2023-08-16 19:00:23
(Washington) The increase in interest rates decided at the last meeting of the US Federal Reserve Monetary Policy Committee (FOMC), on July 25 and 26, was not unanimous among the participants, according to the report released Wednesday.
After the meeting, “a few members indicated that they favored holding rates or might support such a proposal,” according to the Fed’s minutes.
At the end of this meeting, the FOMC had finally decided to increase its rates once more by 25 basis points, bringing them to a range between 5.25% and 5.50%, estimating that inflation in the United States was still above its target of 2% per year.
Published a few days following the meeting, the PCE index, which is the one favored by the Fed for its monetary policy, stood at 3% over one year in June, its lowest level since the beginning of the year. 2021.
Nevertheless, core inflation, which does not take into account volatile energy and food prices, remained at 4.1% over one year, although declining, in particular due to a ever less marked decrease in services, especially housing.
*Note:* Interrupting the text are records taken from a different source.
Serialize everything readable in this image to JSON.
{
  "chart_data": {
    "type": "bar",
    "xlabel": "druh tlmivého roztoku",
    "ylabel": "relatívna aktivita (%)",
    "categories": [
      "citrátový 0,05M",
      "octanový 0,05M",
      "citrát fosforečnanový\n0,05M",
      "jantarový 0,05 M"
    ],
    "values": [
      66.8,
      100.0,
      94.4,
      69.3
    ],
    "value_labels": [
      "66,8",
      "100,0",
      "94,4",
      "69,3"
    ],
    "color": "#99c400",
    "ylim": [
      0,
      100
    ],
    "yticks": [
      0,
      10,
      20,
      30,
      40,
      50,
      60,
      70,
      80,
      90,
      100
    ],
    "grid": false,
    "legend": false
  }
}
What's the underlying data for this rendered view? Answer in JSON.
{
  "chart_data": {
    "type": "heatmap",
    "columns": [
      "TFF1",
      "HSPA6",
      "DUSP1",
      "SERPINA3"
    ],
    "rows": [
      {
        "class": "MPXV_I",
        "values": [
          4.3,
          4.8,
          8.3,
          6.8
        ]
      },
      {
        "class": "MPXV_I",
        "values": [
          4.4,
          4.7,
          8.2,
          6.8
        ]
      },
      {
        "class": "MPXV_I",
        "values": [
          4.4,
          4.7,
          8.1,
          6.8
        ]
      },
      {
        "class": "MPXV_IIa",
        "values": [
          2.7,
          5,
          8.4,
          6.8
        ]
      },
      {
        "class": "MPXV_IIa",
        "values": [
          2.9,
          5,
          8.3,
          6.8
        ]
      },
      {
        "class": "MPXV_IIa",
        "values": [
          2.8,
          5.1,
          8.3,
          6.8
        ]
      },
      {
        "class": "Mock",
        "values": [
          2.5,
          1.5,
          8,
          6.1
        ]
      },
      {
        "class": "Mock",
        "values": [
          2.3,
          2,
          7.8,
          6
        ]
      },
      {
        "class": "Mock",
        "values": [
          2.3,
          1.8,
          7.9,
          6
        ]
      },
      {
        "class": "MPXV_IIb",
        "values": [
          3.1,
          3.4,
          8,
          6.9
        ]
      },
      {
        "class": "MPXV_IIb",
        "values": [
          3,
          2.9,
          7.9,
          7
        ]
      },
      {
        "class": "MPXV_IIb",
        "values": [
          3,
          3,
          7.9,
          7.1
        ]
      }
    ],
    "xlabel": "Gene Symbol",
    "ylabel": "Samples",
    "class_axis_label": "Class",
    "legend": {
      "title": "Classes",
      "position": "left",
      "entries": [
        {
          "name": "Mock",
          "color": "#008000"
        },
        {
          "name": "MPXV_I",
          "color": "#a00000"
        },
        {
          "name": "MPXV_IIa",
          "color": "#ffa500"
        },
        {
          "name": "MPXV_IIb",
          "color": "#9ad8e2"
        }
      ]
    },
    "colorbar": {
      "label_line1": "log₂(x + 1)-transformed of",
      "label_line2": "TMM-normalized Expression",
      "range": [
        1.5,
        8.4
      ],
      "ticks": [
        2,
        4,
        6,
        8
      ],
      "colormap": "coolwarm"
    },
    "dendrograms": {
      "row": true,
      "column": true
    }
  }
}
While diverging opinions were expressed regarding the rate hike, all of the participants felt that “maintaining the current level of restriction [de la politique monétaire] should make it possible to approach the objective” of 2% inflation at an annual rate, “while giving the committee time to assess this progress”.
Moreover, “most participants recognized that there were still risks” of persistent inflation which might “require further tightening of monetary policy”.
On Tuesday, Minneapolis Fed Chairman and FOMC member Neel Kashkari said it was still too early to “announce we’re done” with rate hikes, but said the Fed should “take the time necessary to have sufficient data » before deciding on a new increase.
According to Fed economists, inflation, both headline and underlying, should continue to decline, with indicators “pointing to a slowing in the rate of increase in house prices as well as non-housing services for the rest of the year”. year 2023”, with inflation expected to fall to 2.2% in 2025.
For Kieran Clancy, economist for Pantheon Macroeconomics, we should expect “an improvement in underlying services inflation” before the next Fed meeting and the data published before the meeting should “play in favor of a break “.
After the publication of the Fed’s report, Wall Street reacted relatively little, its indices remaining close to equilibrium.
The dollar, on the other hand, strengthened a little: the euro was down 0.08% before the publication, but now 0.26%, at 3:10 p.m., at 1.0877 dollars for one euro.
The next Fed meeting is scheduled for September 19-20.